If you are contributing a dish to the dinner, be sure to bring it cooked and ready to serve. It is a bummer when a guest hogs up scant space in a crowded kitchen to finish preparing what they brought.
And if you are going to provide a dish here are a few traditional foods I hope you never bring to my house.
Top of the list is Jell-O. Never show up with any form of Jell-O. That includes Jell-O ambrosia salad bathed in Cool Whip or a rainbow Jell-O mold, the kind of jiggly dessert beloved in Hilo.
Milner informed me that there are only two places Jell-O is still popular in the U.S.: the Midwest and Hawaii.

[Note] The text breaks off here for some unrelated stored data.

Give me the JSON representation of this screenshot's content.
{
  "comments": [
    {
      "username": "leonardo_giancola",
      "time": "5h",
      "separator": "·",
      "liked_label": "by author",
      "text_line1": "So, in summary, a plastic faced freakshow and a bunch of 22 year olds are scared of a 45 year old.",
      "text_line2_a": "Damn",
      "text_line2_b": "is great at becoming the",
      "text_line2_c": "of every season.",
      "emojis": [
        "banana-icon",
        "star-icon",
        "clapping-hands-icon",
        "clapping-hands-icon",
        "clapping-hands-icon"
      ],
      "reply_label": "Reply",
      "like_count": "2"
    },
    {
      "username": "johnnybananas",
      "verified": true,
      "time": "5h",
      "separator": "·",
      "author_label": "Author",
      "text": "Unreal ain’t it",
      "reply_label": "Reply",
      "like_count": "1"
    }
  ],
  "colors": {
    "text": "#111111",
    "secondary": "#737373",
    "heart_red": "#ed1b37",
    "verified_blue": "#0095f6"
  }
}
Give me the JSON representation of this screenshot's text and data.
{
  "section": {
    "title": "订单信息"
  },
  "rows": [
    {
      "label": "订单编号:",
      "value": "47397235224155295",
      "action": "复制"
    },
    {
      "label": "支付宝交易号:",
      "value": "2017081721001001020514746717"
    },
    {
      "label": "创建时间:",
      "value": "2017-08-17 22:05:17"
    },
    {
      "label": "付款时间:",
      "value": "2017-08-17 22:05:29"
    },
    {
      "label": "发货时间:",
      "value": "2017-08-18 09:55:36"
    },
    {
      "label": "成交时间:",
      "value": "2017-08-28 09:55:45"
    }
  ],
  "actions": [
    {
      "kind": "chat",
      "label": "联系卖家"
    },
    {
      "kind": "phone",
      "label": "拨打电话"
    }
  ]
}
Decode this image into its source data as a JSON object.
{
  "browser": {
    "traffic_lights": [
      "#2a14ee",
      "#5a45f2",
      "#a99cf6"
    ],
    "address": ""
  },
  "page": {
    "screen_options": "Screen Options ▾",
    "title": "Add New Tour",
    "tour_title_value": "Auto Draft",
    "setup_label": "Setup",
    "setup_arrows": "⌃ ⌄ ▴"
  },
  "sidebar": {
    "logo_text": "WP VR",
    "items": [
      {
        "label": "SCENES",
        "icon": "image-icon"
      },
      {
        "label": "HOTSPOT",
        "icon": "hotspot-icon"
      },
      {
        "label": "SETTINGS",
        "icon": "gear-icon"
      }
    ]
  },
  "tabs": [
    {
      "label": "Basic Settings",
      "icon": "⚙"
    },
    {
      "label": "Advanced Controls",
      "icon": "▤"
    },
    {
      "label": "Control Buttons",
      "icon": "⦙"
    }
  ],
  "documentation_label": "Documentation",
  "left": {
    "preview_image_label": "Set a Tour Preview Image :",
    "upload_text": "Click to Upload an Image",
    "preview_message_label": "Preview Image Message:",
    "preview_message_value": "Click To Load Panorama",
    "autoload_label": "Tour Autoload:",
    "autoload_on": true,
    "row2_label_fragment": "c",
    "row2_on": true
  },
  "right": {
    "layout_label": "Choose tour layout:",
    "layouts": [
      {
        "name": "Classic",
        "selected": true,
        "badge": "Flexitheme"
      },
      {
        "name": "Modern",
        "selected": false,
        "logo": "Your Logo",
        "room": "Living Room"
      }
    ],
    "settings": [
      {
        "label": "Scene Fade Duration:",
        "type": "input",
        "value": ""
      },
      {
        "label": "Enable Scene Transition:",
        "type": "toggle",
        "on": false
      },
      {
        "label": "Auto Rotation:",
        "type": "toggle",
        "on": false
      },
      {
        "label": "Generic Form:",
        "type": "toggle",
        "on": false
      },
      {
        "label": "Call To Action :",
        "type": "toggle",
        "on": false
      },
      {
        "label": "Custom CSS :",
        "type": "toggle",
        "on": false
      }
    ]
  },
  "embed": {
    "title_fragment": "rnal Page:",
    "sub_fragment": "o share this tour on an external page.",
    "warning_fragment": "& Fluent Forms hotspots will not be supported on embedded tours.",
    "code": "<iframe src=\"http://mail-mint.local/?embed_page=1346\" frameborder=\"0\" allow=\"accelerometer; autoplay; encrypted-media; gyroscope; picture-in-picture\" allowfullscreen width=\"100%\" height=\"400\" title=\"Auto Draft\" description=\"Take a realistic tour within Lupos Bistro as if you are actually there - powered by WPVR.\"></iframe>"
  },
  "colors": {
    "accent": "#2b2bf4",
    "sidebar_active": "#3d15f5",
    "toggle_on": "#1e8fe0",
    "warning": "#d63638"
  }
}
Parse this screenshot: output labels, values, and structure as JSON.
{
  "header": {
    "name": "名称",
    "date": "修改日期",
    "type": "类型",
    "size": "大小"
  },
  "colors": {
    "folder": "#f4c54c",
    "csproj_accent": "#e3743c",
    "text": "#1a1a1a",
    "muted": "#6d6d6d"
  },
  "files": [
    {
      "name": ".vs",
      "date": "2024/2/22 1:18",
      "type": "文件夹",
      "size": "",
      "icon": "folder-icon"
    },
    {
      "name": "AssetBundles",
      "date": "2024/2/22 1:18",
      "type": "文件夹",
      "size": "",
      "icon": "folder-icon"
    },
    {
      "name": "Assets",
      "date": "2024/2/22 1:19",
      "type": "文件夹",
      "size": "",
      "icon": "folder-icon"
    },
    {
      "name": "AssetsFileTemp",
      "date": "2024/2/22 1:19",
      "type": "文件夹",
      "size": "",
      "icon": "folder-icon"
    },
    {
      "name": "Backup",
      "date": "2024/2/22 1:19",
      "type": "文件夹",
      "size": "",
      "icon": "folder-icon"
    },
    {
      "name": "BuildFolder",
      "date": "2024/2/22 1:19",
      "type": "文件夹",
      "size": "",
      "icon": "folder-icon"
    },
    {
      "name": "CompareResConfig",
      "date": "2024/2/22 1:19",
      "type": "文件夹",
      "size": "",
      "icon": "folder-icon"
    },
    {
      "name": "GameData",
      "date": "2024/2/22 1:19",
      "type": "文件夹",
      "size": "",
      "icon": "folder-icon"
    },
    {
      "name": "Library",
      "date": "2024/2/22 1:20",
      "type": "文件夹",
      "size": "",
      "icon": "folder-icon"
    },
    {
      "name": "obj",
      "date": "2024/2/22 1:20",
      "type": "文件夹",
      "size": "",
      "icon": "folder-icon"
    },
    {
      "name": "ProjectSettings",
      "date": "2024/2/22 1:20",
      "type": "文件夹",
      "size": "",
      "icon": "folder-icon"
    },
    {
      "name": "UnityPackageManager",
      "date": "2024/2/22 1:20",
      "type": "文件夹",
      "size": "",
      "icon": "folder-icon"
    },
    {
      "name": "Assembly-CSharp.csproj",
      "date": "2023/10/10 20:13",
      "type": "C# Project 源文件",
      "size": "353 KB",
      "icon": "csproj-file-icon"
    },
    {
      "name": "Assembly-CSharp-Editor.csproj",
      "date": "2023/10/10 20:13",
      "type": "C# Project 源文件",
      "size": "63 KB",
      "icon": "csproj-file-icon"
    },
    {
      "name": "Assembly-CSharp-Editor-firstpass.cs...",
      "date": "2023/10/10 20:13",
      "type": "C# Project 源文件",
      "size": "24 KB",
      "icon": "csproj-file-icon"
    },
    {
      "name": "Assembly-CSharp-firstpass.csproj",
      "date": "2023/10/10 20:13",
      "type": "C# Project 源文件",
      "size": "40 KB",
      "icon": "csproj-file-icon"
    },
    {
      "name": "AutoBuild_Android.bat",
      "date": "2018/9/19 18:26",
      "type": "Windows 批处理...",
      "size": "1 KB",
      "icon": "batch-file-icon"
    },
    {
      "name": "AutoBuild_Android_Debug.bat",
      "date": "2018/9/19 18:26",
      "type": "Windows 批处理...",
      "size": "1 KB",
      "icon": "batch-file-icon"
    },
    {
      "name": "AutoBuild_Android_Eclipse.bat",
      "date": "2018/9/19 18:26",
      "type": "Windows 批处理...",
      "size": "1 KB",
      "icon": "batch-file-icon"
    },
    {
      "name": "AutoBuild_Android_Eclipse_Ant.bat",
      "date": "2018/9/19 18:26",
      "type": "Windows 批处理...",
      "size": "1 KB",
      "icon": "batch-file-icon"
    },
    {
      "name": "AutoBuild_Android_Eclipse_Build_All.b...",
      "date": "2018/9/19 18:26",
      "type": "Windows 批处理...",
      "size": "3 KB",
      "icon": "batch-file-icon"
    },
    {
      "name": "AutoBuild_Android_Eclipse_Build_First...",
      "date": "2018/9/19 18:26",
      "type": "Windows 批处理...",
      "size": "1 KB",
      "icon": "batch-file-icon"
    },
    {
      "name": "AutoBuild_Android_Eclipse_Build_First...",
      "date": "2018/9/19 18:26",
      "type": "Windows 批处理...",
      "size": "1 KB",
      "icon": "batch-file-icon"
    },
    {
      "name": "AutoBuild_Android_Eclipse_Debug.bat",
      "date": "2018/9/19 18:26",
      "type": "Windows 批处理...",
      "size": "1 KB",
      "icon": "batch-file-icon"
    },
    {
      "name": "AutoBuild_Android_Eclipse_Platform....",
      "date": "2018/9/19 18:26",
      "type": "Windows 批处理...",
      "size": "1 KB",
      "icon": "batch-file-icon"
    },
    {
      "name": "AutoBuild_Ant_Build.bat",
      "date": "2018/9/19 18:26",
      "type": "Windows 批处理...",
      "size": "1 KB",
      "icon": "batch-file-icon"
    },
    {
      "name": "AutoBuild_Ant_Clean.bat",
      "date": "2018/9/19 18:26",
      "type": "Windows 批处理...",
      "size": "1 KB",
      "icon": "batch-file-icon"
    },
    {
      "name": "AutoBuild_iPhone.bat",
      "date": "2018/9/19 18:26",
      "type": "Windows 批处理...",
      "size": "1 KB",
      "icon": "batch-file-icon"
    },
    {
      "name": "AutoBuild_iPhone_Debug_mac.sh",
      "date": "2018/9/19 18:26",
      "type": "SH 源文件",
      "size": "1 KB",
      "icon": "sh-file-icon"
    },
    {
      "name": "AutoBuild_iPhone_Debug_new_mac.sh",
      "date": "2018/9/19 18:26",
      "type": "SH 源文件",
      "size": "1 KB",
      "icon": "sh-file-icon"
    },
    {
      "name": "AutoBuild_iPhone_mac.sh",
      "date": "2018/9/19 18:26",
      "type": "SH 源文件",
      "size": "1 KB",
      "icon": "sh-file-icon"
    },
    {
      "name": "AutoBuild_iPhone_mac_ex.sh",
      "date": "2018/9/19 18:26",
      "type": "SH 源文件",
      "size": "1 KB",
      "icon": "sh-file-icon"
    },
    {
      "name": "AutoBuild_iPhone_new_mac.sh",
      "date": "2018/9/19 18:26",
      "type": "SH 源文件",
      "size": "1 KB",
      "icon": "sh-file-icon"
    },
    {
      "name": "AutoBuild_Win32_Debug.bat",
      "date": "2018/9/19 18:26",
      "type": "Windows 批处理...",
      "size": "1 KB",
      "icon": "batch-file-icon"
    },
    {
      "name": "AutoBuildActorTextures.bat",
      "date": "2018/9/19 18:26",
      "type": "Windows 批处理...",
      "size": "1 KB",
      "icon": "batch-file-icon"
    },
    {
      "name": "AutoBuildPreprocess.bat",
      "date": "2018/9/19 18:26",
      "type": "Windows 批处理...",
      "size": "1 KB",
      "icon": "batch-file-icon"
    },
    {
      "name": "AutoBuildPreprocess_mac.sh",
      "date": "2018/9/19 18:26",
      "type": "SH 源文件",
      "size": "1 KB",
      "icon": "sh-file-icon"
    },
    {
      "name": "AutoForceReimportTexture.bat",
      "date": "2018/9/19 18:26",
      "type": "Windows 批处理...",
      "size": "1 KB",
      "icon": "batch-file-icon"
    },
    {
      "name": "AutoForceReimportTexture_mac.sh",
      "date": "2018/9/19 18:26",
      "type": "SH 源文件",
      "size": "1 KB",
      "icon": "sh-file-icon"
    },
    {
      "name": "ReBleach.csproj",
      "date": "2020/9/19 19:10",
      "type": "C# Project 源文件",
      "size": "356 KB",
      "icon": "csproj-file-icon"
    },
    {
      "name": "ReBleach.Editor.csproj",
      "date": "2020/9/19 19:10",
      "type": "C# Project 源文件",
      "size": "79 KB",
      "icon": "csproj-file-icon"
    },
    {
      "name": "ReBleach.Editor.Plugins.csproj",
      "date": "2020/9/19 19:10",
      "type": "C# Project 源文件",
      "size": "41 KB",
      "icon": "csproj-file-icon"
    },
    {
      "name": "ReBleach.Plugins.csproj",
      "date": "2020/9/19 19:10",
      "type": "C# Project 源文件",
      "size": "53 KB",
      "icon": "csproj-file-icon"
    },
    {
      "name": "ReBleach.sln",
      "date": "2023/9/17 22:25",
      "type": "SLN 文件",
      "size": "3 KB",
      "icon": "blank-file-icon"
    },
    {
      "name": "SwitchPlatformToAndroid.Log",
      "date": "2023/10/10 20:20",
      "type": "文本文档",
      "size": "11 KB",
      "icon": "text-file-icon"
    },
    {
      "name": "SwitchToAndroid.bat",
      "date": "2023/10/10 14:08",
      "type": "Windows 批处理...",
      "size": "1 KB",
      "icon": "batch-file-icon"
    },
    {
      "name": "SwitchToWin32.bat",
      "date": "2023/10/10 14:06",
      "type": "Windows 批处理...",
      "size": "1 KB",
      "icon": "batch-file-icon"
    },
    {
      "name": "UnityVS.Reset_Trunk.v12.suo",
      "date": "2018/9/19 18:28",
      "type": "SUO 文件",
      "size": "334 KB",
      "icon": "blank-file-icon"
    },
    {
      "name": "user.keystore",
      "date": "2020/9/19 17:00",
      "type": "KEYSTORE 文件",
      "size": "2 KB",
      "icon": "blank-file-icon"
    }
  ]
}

Another warning: please no sweet potatoes covered with mini marshmallows. In fact, forget about any food featuring marshmallows. Too sweet, too icky.
And don’t bother baking a green bean casserole made of canned cream of mushroom soup and French fried onions from a can.
Honolulu attorney Colleen Bird tells me she also hates that traditional green bean staple, although she admits she scrapes some of the fried onions off the top of the casserole to eat.
We are in a minority. The New York Times reports the green bean dish appears on 21 million tables each Thanksgiving.
“That is a favorite dish at my home,” says my friend Amy Mijo. “We also love sweet potatoes with marshmallows.”
I am starting to feel petty writing about what’s unwelcome at my Thanksgiving table when survivors of the Lahaina fire will be sitting down to dinner this year uncertain of where they will be living in the coming months.
I am starting to feel small writing about what’s unwelcome at my Thanksgiving table when survivors of the Lahaina fire worry about their uncertain futures. And in far away Israel, Gaza and Ukraine civilians are surrounded by death, always wondering if they will be the next to go as they seek cover from bombs and unrelenting gunfire.
Bring on the Jell-O and pass the green beans. How about some marshmallow topping. We are awash in plentitude. As we bask in the warmth of friendship on Thursday, it is time to stop, if just for a minute, to say thank you.